History of Baldoyle – The Town of The Dark Stranger – Baile Dubhghaill

The year 898 and the Vikings made their first recorded sortie to what is now known as Baldoyle.  It is, however, unlikely that this was the first incursion here by the Ostmen as some writers note their presence her as early as 852.  Their settlement was probably not in the location that we today regard as Baldoyle.  The raiders almost certainly sailed their boats up into the Maine River as far as the area around what we know as Stapolin House (the name Stapolin is the Norse for the title Steach Poilín, the house of Polin).  The Danish (Baldoyle) group settled down and did not live up to their reputation as marauding raiders.  Recent study shows that the native Irish were four times more likely to attack Irish settlements than were the Danes.

In 1166 Dermot McMurrough (brother-in-law of St. Laurence O’Toole) endowed the Priory of All Hallows with the lands of Baldoyle to build a monastery here.  The monks built a farmyard, and any home farm owned by a monastery was known as a grange or granary.

The ruin of Grange Abbey set in ploughed land around 1980. (Late WB Walsh)

The ruin of Grange Abbey set in ploughed land around 1980. (Late WB Walsh)

The last Prior of All Hallows, Walter Hankoke surrendered the abbey and its property to the royal commissioners in 1539.  We have no report on how the people practiced their religion for the next fifty years but we do know that with the advent of Queen Elizabeth I to the throne of England the parish here contained an entirely Catholic population.  The people dared not use the church which had fallen into ruin.  However, in 1609 the church was repaired by the tenant (“tithe farmer”) of the Grange, Thomas Fitzsimons, with the assistance of the local people.  Although the church was repaired, it cannot have been used for long as Archbishop Bulkeley’s report of 1630 stated it to be “altogether ruinous”.

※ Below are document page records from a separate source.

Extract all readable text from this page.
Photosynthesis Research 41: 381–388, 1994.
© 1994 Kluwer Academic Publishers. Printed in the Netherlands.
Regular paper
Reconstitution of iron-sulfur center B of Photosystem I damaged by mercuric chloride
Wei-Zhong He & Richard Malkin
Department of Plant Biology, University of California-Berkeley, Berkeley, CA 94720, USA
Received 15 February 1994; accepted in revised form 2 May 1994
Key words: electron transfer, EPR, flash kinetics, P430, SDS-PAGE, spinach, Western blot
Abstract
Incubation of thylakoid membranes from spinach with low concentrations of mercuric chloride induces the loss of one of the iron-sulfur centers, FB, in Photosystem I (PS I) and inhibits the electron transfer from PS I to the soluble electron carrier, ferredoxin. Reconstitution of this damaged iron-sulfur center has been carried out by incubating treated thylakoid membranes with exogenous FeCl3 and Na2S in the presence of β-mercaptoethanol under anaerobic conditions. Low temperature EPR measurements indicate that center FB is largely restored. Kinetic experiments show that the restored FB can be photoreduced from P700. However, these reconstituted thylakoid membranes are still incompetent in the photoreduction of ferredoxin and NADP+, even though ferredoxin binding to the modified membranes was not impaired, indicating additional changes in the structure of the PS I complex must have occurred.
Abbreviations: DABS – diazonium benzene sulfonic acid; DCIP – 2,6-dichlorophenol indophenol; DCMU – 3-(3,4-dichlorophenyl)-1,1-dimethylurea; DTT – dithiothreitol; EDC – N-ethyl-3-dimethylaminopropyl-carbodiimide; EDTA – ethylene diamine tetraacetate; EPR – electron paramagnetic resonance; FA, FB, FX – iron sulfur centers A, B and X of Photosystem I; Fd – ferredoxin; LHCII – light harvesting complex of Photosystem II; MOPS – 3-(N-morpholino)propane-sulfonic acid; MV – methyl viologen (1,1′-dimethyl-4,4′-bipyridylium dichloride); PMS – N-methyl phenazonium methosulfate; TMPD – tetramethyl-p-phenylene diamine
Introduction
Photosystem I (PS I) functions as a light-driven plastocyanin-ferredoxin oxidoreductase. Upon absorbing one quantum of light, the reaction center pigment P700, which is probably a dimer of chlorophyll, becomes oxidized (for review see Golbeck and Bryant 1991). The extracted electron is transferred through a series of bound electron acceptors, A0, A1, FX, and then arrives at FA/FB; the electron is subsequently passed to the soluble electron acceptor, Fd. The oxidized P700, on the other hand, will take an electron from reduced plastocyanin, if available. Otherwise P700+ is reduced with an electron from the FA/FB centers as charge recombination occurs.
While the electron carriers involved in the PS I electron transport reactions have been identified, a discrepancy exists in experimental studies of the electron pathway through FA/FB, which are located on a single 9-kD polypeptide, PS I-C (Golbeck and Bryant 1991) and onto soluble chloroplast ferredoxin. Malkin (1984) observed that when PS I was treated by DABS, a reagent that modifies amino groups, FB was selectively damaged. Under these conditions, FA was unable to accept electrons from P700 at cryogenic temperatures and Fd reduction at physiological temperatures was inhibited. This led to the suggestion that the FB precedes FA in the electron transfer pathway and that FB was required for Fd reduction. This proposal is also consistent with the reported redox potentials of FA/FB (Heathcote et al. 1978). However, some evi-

All Hallows which was situated on the site now occupied by Trinity College, Dublin, had extensive land possessions (including Baldoyle) in North County Dublin, and all of these were now bestowed on Dublin Corporation  for “their loyalty in opposing and suffering the rebellion of the Geraldines”.    A man named Nugent seized 4 messuages, 5 cottages, 200 acres of arable land, 12 acres of meadow, 12 acres of woodland, and 12 acres of pasture from Prior Hankoke.  In the subsequent division of these lands, the Grange of Baldoyle and over 220 acres of good arable land were granted to Sir Edward Fitzsimons.  The Corporation were expected to pay the crown treasury the sum of £4.4.0¾ rental per annum forever.  This area was probably the medieval village of Baldoyle.

Thus it was that the lands and dwellings of Baldoyle remained in the hands of Dublin Corporation until modern times while the lands of the surrounding townlands were owned by the Howth Castle family.

Tommy Feely thatching his cottage on Grange Road around 1960 (Ian Elliott)

Tommy Feely thatching his cottage on Grange Road around 1960 (Ian Elliott)

Baldoyle and the adjacent townlands were predominantly farming lands with some of the villagers in the coastal area employed in fishing.  This was the forerunner of the modern village and up to one hundred men were employed fishing out of the estuary here until the advent of Howth Harbour in 1820.

Harvesting grain with a three-horse reaper at Donaghmede about 1958 (Ian Elliott)

Harvesting grain with a three-horse reaper at Donaghmede about 1958 (Ian Elliott)

Baldoyle will best be remembered for its horse racing course which was established in 1852 and closed in 1972. The most important races in Baldoyle were The Baldoyle Derby and the Baldoyle Steeplechase.

The finish of The Baldoyle Hurdle on August Monday 1901 (MJH collection)

The finish of The Baldoyle Hurdle on August Monday 1901 (MJH collection)

Many will remember the name of Baldoyle as the home of the famous Little Willie Hospital and as a Novitiate for the Irish Christian Brothers.

From the early 1960s the ever stretching limits of Dublin city clutched at huge tracts of farmland and we saw the disappearance of farming as a way of life here.   Today Baldoyle is a major suburb of the city but it does still mark the northern fringe of the city.